Although a der(1;18)(q10;q10) translocation has been reported in a case of NHL, this translocationis mainly observed in myeloid disorders, primarily in myeloproliferative neoplasms. Moreover, 3 cases including our case had the der(1;18)(q10;q10) translocation as the sole abnormality; this indicates that der(1;18)(q10;q10) might be a primary change in myeloid diseases.

With unbalanced der(1;18)(q10;q10) translocations, either trisomy 1q or monosomy 18p has been suggested to contribute to leukemogenesis. Trisomy 1q may contribute to leukemogenesis through a gene dosage effect as the region q25-q32 has been suggested to give rise to a proliferation advantage of the neoplastic clone in hematologic malignancies [7]. Monosomy 18p may also contribute to clonal proliferation due to the loss of putative tumor suppressor genes. Recently, the l(3)mbt-like 4 (L3MBTL4) gene located on 18p has been proposed to function as a tumor suppressor gene in breast cancer [8]. However, this candidate region and gene should be further evaluated for its role in carcinogenesis.

The prognostic effect of an extra 1q chromosome in myeloid disorders has been variable. While the presence of the der(1;7)(q10;p10) translocation was reported to correlate with leukemic transformation and poor prognosis in MDS [9,10], the der(Y)t(Y;1)(q12;q12) translocation does not lead to a poor prognosis [11]. For cases harboring a der(1;18) (q10;q10) translocation, the prognostic implications were also variable (Table 1). The MPD case showed a very stable clinical course for 2 years [3]. Similarly, the ET case also showed a relatively stable treatment progress. However, the RAEB case displayed an aggressive clinical course and the patient died just 1 month after the initial presentation [3]. In contrast, our case showed a very indolent clinical course. Although our case was diagnosed as having MDS-U just a few months ago, there is a distinct possibility that this patient already had MDS 3 years ago, based on the persistent pancytopenia. This supposition sufficiently supports the indolent progression of the MDS-U with the der(1;18)(q10;q10) translocation.
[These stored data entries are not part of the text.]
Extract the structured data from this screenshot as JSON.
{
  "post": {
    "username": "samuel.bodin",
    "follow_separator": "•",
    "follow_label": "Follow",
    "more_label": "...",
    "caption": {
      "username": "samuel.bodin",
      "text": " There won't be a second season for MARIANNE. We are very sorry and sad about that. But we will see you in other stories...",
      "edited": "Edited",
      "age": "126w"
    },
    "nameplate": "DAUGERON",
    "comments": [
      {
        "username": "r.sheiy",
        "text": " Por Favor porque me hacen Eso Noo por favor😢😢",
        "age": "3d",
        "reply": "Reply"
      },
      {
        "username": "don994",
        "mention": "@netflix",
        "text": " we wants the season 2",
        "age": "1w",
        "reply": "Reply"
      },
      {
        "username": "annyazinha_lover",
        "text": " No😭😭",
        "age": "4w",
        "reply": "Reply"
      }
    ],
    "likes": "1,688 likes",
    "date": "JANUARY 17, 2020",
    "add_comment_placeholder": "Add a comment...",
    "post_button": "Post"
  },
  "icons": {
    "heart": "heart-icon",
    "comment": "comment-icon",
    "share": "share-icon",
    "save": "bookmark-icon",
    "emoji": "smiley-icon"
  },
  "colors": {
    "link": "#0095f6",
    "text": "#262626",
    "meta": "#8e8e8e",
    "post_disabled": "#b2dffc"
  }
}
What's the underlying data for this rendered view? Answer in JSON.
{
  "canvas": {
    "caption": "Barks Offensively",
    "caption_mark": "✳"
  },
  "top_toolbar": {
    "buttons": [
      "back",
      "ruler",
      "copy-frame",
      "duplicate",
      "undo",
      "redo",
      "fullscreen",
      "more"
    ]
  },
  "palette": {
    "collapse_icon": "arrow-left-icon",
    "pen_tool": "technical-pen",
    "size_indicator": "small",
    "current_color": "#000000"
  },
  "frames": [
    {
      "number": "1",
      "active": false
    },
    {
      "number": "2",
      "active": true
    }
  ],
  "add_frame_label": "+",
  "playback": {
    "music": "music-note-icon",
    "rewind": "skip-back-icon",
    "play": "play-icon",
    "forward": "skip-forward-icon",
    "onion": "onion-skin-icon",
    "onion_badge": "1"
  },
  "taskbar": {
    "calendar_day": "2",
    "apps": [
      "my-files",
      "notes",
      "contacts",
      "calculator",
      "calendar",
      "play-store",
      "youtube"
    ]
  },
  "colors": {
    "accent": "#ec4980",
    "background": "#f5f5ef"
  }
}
In conclusion, we report a rare case of MDS-U with a der(1;18)(q10;q10) translocation showing a very indolent clinical progress. Although all but one of the previous cases showed a mild clinical presentation, the prognostic implications of the der(1;18)(q10;q10) translocation cannot be extrapolated at this point due to the very small number of cases. Therefore, the prognostic significance as well as phenotypic variance of the der(1;18)(q10;q10) translocation have to be determined through the collection and analysis of further cases.

Fig. 1.

(A) A nuclear-budding and megalocytic orthonormoblast representing dyserythropoiesis (Wright stain, ×1,000). (B) G-banded karyogram of bone marrow cells. The arrow indicates the der(1;18)(q10;q10) chromosome.

Table 1

Reported cases with the der(1;18)(q10;q10) chromosomal abnormality.

Abbreviations: RAEB, refractory anemia with excess blasts; MPD, myeloproliferative disorder; ET, essential thrombocythemia; MDS-U, myelodysplastic syndrome, unclassifiable.